Investigation in mechanistic issues of sonocatalysis and sonophotocatalysis using pure and doped photocatalysts.

This paper attempts to investigate the mechanistic issues of two hybrid advanced oxidation processes (HAOPs), viz. sonocatalysis and sonophotocatalysis, in which the two individual AOPs, viz. sonolysis and photocatalysis, are combined. Three photocatalysts, viz. pure ZnO and Fe-doped ZnO (with two protocols) have been employed. Fe-doped ZnO catalyst has been characterized using standard techniques. Decolorization of two textile dyes has been used as the model reaction. With experiments that alter the characteristics of ultrasound and cavitation phenomena in the medium, the exact synergy between the two AOPs has been determined using a quantitative yard stick.

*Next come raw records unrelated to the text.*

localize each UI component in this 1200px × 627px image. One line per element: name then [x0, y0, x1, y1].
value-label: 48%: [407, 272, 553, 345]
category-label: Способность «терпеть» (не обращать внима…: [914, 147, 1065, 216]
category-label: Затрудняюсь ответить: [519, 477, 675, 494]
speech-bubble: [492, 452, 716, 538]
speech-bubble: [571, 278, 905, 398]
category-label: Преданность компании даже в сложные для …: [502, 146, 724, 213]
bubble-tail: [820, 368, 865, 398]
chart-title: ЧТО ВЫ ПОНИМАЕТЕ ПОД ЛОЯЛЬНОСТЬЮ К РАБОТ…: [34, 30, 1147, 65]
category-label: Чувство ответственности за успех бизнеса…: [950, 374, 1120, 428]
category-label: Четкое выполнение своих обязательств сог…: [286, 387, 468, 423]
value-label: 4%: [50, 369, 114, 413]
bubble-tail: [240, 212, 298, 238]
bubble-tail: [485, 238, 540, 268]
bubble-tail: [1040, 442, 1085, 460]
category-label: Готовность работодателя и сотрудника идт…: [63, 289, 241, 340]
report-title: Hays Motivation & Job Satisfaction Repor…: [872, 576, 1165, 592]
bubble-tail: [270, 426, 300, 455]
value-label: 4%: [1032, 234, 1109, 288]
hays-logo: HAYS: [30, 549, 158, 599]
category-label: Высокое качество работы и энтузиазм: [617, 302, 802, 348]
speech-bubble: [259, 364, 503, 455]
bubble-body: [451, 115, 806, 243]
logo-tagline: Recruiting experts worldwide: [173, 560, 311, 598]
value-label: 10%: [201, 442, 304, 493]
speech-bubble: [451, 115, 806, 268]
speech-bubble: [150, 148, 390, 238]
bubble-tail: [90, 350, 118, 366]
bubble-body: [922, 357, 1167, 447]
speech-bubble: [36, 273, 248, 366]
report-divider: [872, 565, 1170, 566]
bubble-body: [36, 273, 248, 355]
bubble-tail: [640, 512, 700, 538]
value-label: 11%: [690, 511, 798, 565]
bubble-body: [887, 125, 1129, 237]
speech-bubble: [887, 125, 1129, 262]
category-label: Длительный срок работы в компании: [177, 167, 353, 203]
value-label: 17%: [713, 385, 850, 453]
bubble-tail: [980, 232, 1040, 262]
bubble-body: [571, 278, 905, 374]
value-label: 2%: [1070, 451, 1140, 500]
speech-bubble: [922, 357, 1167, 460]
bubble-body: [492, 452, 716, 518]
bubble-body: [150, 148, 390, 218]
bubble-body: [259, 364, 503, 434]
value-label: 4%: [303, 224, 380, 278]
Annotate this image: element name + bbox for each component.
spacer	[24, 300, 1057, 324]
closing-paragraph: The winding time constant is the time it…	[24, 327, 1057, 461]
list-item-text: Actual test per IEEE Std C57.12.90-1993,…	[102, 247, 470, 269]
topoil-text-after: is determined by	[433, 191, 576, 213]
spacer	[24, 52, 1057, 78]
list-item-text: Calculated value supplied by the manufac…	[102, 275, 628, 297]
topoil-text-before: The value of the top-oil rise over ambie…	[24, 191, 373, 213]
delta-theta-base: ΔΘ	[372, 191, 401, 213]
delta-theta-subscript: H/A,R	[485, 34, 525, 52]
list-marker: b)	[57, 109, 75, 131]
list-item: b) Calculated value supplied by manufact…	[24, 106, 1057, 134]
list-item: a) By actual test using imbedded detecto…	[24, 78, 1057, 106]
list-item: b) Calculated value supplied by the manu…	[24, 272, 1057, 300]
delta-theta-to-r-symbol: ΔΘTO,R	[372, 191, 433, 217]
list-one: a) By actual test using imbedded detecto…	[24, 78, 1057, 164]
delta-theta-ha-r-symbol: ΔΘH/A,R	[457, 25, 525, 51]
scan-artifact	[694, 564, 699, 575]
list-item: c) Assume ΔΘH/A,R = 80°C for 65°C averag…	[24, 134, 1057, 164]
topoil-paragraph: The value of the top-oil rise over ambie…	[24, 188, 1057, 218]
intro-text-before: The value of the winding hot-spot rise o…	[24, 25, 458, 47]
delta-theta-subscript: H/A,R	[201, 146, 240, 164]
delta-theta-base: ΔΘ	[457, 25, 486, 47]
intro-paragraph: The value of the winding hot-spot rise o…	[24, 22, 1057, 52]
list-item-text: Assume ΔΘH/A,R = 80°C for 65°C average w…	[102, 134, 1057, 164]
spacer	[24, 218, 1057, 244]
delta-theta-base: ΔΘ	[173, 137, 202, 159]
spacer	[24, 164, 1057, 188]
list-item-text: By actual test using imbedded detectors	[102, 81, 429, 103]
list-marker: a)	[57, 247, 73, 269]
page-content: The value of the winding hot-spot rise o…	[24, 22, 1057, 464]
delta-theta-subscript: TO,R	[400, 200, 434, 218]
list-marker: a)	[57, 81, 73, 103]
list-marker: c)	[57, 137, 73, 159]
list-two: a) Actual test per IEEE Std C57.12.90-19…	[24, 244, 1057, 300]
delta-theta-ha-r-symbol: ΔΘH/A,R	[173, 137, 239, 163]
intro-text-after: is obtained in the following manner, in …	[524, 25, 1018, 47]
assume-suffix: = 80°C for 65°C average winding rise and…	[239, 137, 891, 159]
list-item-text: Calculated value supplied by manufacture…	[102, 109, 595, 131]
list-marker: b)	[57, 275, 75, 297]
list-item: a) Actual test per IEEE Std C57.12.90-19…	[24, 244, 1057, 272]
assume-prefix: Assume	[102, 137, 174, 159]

The results revealed a negative synergy between the two AOPs, which is an almost consistent result for decolorization of both dyes using all three photocatalysts. Fe-doping of ZnO catalyst helps in generation of more OH radicals that could augment decolorization. However, these radical mainly react with dye molecules adsorbed on catalyst surface. Intense shock waves generated by cavitation bubbles cause desorption of dye molecules from catalyst surface and reduce the probability of dye-radical interaction, thus reducing the net utility of photochemically generated OH radicals towards dye decolorization. This is rationale underlying the negative synergy between sonolysis and photocatalysis. Fe-doped ZnO catalyst increases the extent of decolorization, but the synergy between the two individual AOPs remains unaltered with doping.